Overview
X-linked agammaglobulinemia (XLA) is an inherited genetic disorder that primarily affects male individuals. It is characterized by a reduced ability to fight infections due to the impaired production of antibodies by the immune system. XLA often results in recurrent bacterial infections in the ear, lungs, sinuses, and skin. Babies with XLA may appear healthy at birth, but they start to develop severe infections once the maternal antibodies they received before birth disappear from their systems. Male infants born with XLA typically have very small tonsils and small or no lymph nodes. XLA is caused by a genetic mutation and can run in families. It is important to manage the condition carefully with appropriate medical attention to prevent complications, which can be life-threatening.
Understanding the disease
Risk Factors
The risk factors for developing X-linked agammaglobulinemia (XLA) include:
- Gender: XLA primarily affects males, although females can be genetic carriers of the condition.
- Family history: About 40% of people with XLA have a family member who also has the condition.
Development
X-linked agammaglobulinemia (XLA) is an inherited immune system disorder that results from a genetic mutation, causing individuals to be unable to produce antibodies that fight infection. This condition primarily affects males, although females can be genetic carriers of the condition. In the early months of life, babies with XLA appear healthy due to the antibodies they received from their mothers before birth. However, as these antibodies clear from their systems, they begin to experience recurrent and often severe bacterial infections in various parts of the body, including the ears, lungs, sinuses, and skin. In contrast to XLA, chronic granulomatous disease (CGD) is an inherited disorder that affects phagocytes, a type of white blood cell responsible for fighting infections.
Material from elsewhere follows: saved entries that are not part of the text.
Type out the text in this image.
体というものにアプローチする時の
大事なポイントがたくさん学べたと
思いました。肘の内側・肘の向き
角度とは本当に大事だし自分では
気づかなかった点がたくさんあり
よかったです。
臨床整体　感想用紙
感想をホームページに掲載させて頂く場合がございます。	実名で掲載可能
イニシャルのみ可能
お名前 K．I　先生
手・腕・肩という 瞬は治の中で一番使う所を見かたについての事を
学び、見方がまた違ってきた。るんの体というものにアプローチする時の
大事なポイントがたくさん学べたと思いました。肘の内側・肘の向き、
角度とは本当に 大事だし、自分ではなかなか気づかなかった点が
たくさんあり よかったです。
When phagocytes don't function correctly, they can't protect the body from bacterial and fungal infections. CGD can cause infections in various parts of the body, such as the lungs, skin, lymph nodes, liver, stomach, and intestines. Lastly, Waldenstrom macroglobulinemia is a blood disorder where abnormal proteins accumulate in the blood, impairing circulation and causing complications. This condition can occur in both males and females and is more common in older adults, white individuals, and those with a family history of lymphoma.
Assessment and Diagnosis
Diagnosis
To diagnose X-linked agammaglobulinemia, your doctor will first take a medical history to document recurrent infections and perform a physical exam. They will then order blood tests and possibly recommend genetic testing to confirm the diagnosis. Genetic testing can identify the specific genetic mutation causing the condition.